Page 11 of Sapphire Tears

“That’s all I ask,” he says. “Just don’t write me off yet.”

I free my hands from his. I don’t really know how to respond except with a jerk of my head.

“I brought you something else,” he says suddenly, digging into his jacket pocket and pulling out a can of soda. “You love these, don’t you?”

For a second, my chest tightens with something like the beginnings of a smile. Then he rotates the can in his hand, and I see what it is.

Diet Coke. Not lemon soda, but a Diet Coke.

“Thanks,” I whisper, taking it from him with a forced smile.

I wish I could explain all the ways that hurts me.

4

KOLYA

When we get to the warehouse, I park the car across the entrance and jump out.

My men open the doors to let me through. I’ve already got my gun out by the time I reach the empty second floor where Vikentiy Kulikov, one of the last survivors of Ravil’s inner circle, is being held.

He’s been zip-tied to a chair, duct tape plastered over his mouth. Barely-clotted blood leaks from several fresh wounds along his arms and chest, but he’s conscious, more or less. He bobs his head in my general direction when I enter the room, though his eyes are dim, barely there. Clouded with the veil of defeat, of pain, of the knowledge that he doesn’t have much longer left.

Minutes. Maybe less.

And all of them will hurt.

“And then there was one,” I murmur, glaring down at him.
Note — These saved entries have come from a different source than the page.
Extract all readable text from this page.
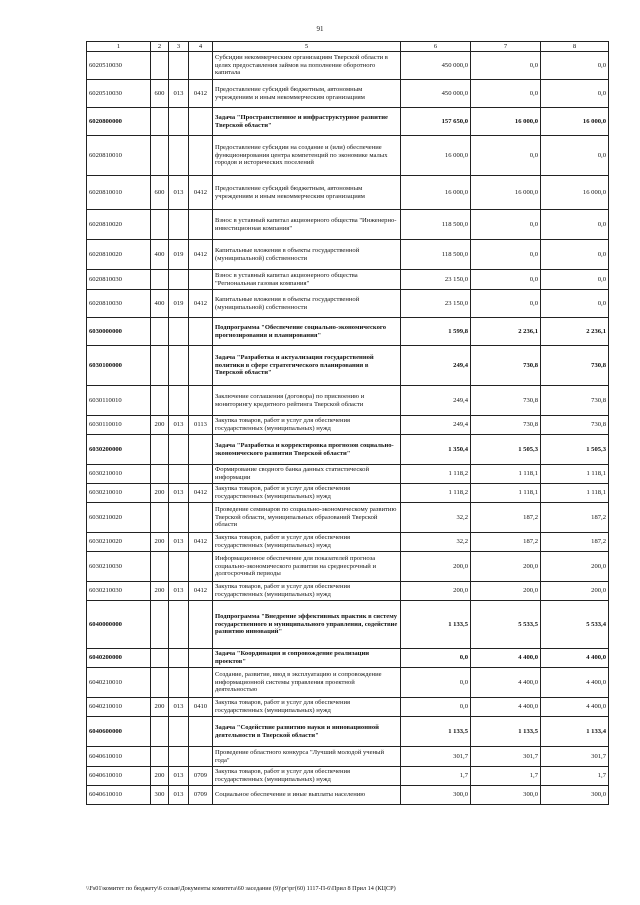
91
1	2	3	4	5	6	7	8
6020510030				Субсидии некоммерческим организациям Тверской области в целях предоставления займов на пополнение оборотного капитала	450 000,0	0,0	0,0
6020510030	600	013	0412	Предоставление субсидий бюджетным, автономным учреждениям и иным некоммерческим организациям	450 000,0	0,0	0,0
6020800000				Задача "Пространственное и инфраструктурное развитие Тверской области"	157 650,0	16 000,0	16 000,0
6020810010				Предоставление субсидии на создание и (или) обеспечение функционирования центра компетенций по экономике малых городов и исторических поселений	16 000,0	0,0	0,0
6020810010	600	013	0412	Предоставление субсидий бюджетным, автономным учреждениям и иным некоммерческим организациям	16 000,0	16 000,0	16 000,0
6020810020				Взнос в уставный капитал акционерного общества "Инженерно-инвестиционная компания"	118 500,0	0,0	0,0
6020810020	400	019	0412	Капитальные вложения в объекты государственной (муниципальной) собственности	118 500,0	0,0	0,0
6020810030				Взнос в уставный капитал акционерного общества "Региональная газовая компания"	23 150,0	0,0	0,0
6020810030	400	019	0412	Капитальные вложения в объекты государственной (муниципальной) собственности	23 150,0	0,0	0,0
6030000000				Подпрограмма "Обеспечение социально-экономического прогнозирования и планирования"	1 599,8	2 236,1	2 236,1
6030100000				Задача "Разработка и актуализация государственной политики в сфере стратегического планирования в Тверской области"	249,4	730,8	730,8
6030110010				Заключение соглашения (договора) по присвоению и мониторингу кредитного рейтинга Тверской области	249,4	730,8	730,8
6030110010	200	013	0113	Закупка товаров, работ и услуг для обеспечения государственных (муниципальных) нужд	249,4	730,8	730,8
6030200000				Задача "Разработка и корректировка прогнозов социально-экономического развития Тверской области"	1 350,4	1 505,3	1 505,3
6030210010				Формирование сводного банка данных статистической информации	1 118,2	1 118,1	1 118,1
6030210010	200	013	0412	Закупка товаров, работ и услуг для обеспечения государственных (муниципальных) нужд	1 118,2	1 118,1	1 118,1
6030210020				Проведение семинаров по социально-экономическому развитию Тверской области, муниципальных образований Тверской области	32,2	187,2	187,2
6030210020	200	013	0412	Закупка товаров, работ и услуг для обеспечения государственных (муниципальных) нужд	32,2	187,2	187,2
6030210030				Информационное обеспечение для показателей прогноза социально-экономического развития на среднесрочный и долгосрочный периоды	200,0	200,0	200,0
6030210030	200	013	0412	Закупка товаров, работ и услуг для обеспечения государственных (муниципальных) нужд	200,0	200,0	200,0
6040000000				Подпрограмма "Внедрение эффективных практик в систему государственного и муниципального управления, содействие развитию инноваций"	1 133,5	5 533,5	5 533,4
6040200000				Задача "Координация и сопровождение реализации проектов"	0,0	4 400,0	4 400,0
6040210010				Создание, развитие, ввод в эксплуатацию и сопровождение информационной системы управления проектной деятельностью	0,0	4 400,0	4 400,0
6040210010	200	013	0410	Закупка товаров, работ и услуг для обеспечения государственных (муниципальных) нужд	0,0	4 400,0	4 400,0
6040600000				Задача "Содействие развитию науки и инновационной деятельности в Тверской области"	1 133,5	1 133,5	1 133,4
6040610010				Проведение областного конкурса "Лучший молодой ученый года"	301,7	301,7	301,7
6040610010	200	013	0709	Закупка товаров, работ и услуг для обеспечения государственных (муниципальных) нужд	1,7	1,7	1,7
6040610010	300	013	0709	Социальное обеспечение и иные выплаты населению	300,0	300,0	300,0
\\Fs01\комитет по бюджету\6 созыв\Документы комитета\60 заседание (9)\рг\рг(60) 1117-П-6\Прил 8 Прил 14 (КЦСР)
He holds my gaze for a moment before he drops his chin to his chest, too weary and beaten to do much else. I lean forward and grab him by his greasy mop of hair. Then I take hold of a corner of the bloodstained duct tape and rip it off from his lips.

“My cousin had four lieutenants,” I say as he sputters and groans. “Four men he trusted above all else. Three are dead, all killed by my hand. Which leaves just you.”

“So kill me like the others and be done with it,” he wheezes.

“I’ll be glad to—once you give me what I want.”

“You already have everything,” he says, glowering weakly at me. “Ravil is dead. His Bratva is in shambles. You’re rounding up his men like cattle. What more do you want?”

I squat down in front of him. “I want my woman.”

Kulikov shakes his head. “My orders were not to take the girl. And even if they were, that became moot after you killed Ravil.”

“She’s been missing for five days.”

“Maybe she ran away,” he suggests uncaringly. “Maybe she’s dead. I don’t fucking know. All I know is that I didn’t have shit to do with shit.”

His words ring with truth, but I don’t want to accept them.

What does it say about a don who can’t protect his own family? First, my brother, and now, June. I should feel guilty. But I’m not made for that.

So I choose anger instead.

“You must know something.”

He laughs darkly before it dissolves into a dead man’s cough. “Maybe one of Ravil’s other guys killed the bitch once they realized you’d done the boss in,” he offers. “I’d stop looking for the girl and start looking for her corpse.”

I smash my fist into his face so violently that he careens back onto the crimson-crusted concrete, chair and all. His head smacks the concrete floor hard enough to break something, and his eyes pinwheel wildly in their sockets.